Gadgets that last are the best.  Have a relationship with your Gadgets.  Make the investment in time and thought like you would with the people you know.  See we all buy these things, we just don't embrace the Gadget.  We almost all have watches, stereos, bicycles, cars.  We use these things daily without thinking about it.  What a shame!  The opportunity to have something that lasts long enough to be a reminder of an experience or a pleasurable moment. Things? Yes.  Just things?  Not so fast.  With memories and experiences they become so much more. Gadgets are our friends. Gadgets need us.  Gadgets can miss us.  They like us.  They like me and I like them.  You can trust a Gadget.

 Sometimes the hardest part of getting rid of a gadget is thinking about it after it's gone.  In 1993 I bought a Cannondale M800 Beast of the East mountain bike.  It creaked a lot, and a year later I sold it, only to buy another one a few years ago, not with the intention to ride much, but with the intention to just have.  I did the same thing with a Klein Rascal that I rarely ever ride, and the original EWR that I also ride sparingly and gingerly even though I know it is built like a tank and will probably outlast me.

Now imagine a family connection to your gadgets, a personal historical connection. Multi-generational Gadgets! Your grandmother's Steinway, or your father's VW.  Imagine you had a chance to own a gadget similar to one your father or grandfather owned many years before and you grew up with but they had to sell.  Maybe they even had to sell it off under dire circumstance. You buy the replacement, love it, make it like you remember it as a child.  You keep it as a reminder of a simpler time.  It warms you like the tubes in that McIntosh amp.  It is a Gadget.  It speaks to you.  It makes you feel.  Makes you remember.  Maybe even tingle.

Time Machine indeed.
Long live the Gadget.


Paul said...

I love gadgets. Do you have a McIntosh AMP? I have always wanted one but Caroline doesn't like music enough to justify it

Steve Reed said...

Oh, gosh, equalizers. I haven't thought of them in years. What a silly invention.

As you know, I don't really share your gadget fascination. (With one or two exceptions -- ball radio!) To me, a machine is just a machine. I've especially been bewildered by your fascination with watches.
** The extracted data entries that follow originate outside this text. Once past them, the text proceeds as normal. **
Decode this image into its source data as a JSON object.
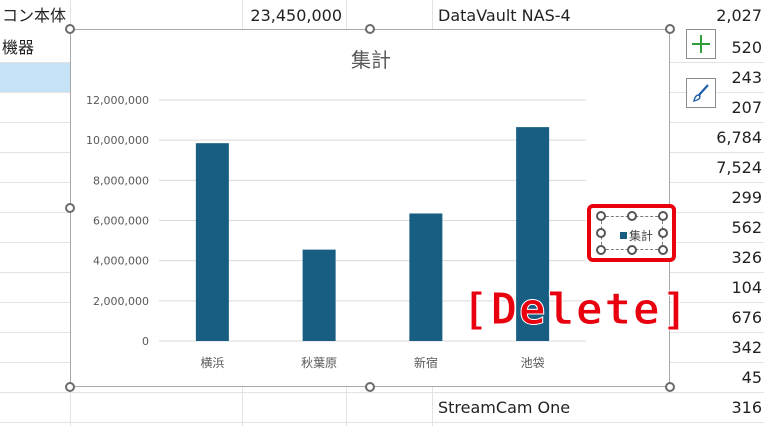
{
  "sheet": {
    "rows": [
      {
        "col_a": "コン本体",
        "col_b": "23,450,000",
        "col_c": "DataVault NAS-4",
        "col_d": "2,027"
      },
      {
        "col_a": "機器",
        "col_d": "520"
      },
      {
        "col_d": "243"
      },
      {
        "col_d": "207"
      },
      {
        "col_d": "6,784"
      },
      {
        "col_d": "7,524"
      },
      {
        "col_d": "299"
      },
      {
        "col_d": "562"
      },
      {
        "col_d": "326"
      },
      {
        "col_d": "104"
      },
      {
        "col_d": "676"
      },
      {
        "col_d": "342"
      },
      {
        "col_d": "45"
      },
      {
        "col_c": "StreamCam One",
        "col_d": "316"
      }
    ]
  },
  "chart_data": {
    "type": "bar",
    "title": "集計",
    "categories": [
      "横浜",
      "秋葉原",
      "新宿",
      "池袋"
    ],
    "series": [
      {
        "name": "集計",
        "values": [
          9850000,
          4550000,
          6350000,
          10650000
        ],
        "color": "#175e82"
      }
    ],
    "yticks": [
      "0",
      "2,000,000",
      "4,000,000",
      "6,000,000",
      "8,000,000",
      "10,000,000",
      "12,000,000"
    ],
    "ylim": [
      0,
      12000000
    ],
    "grid": true,
    "legend": "right"
  },
  "chart_tools": {
    "add_element_icon": "plus-icon",
    "style_icon": "paintbrush-icon"
  },
  "legend": {
    "label": "集計"
  },
  "annotation": {
    "text": "[Delete]",
    "color": "#e8000f"
  }
}
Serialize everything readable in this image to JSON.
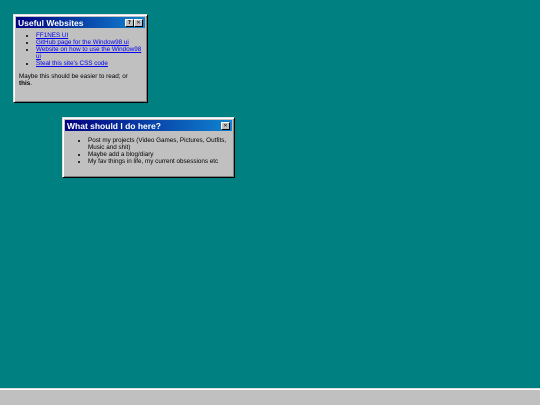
{
  "window1": {
    "title": "Useful Websites",
    "help_label": "?",
    "close_label": "✕",
    "links": [
      "FF1NES UI",
      "GitHub page for the Window98 ui",
      "Website on how to use the Window98 ui",
      "Steal this site's CSS code"
    ],
    "note_text": "Maybe this should be easier to read; or ",
    "note_bold": "this",
    "note_end": "."
  },
  "window2": {
    "title": "What should I do here?",
    "close_label": "✕",
    "items": [
      "Post my projects (Video Games, Pictures, Outfits, Music and shit)",
      "Maybe add a blog/diary",
      "My fav things in life, my current obsessions etc"
    ]
  },
  "colors": {
    "desktop": "#008080",
    "title_gradient_start": "#000080",
    "title_gradient_end": "#1084d0",
    "window_face": "#c0c0c0"
  }
}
BUT I have other items that I invest with the same degree of sentiment and personification -- books, or tchotchkes or old toys. So I can see where you're coming from there.

At some point I realized that the memories embodied in an object are still with me -- at least until the Alzheimer's sets in -- regardless of whether the object itself is. That freed me to get rid of a lot of objects, and for the most part I don't miss them. Occasionally I do, though, and I do feel sad when I think of objects that have been sold or given away, and stripped of their associations -- their past, their peculiarities.

You just can't keep everything, though! Well, I can't, anyway. My life is just too mobile for that.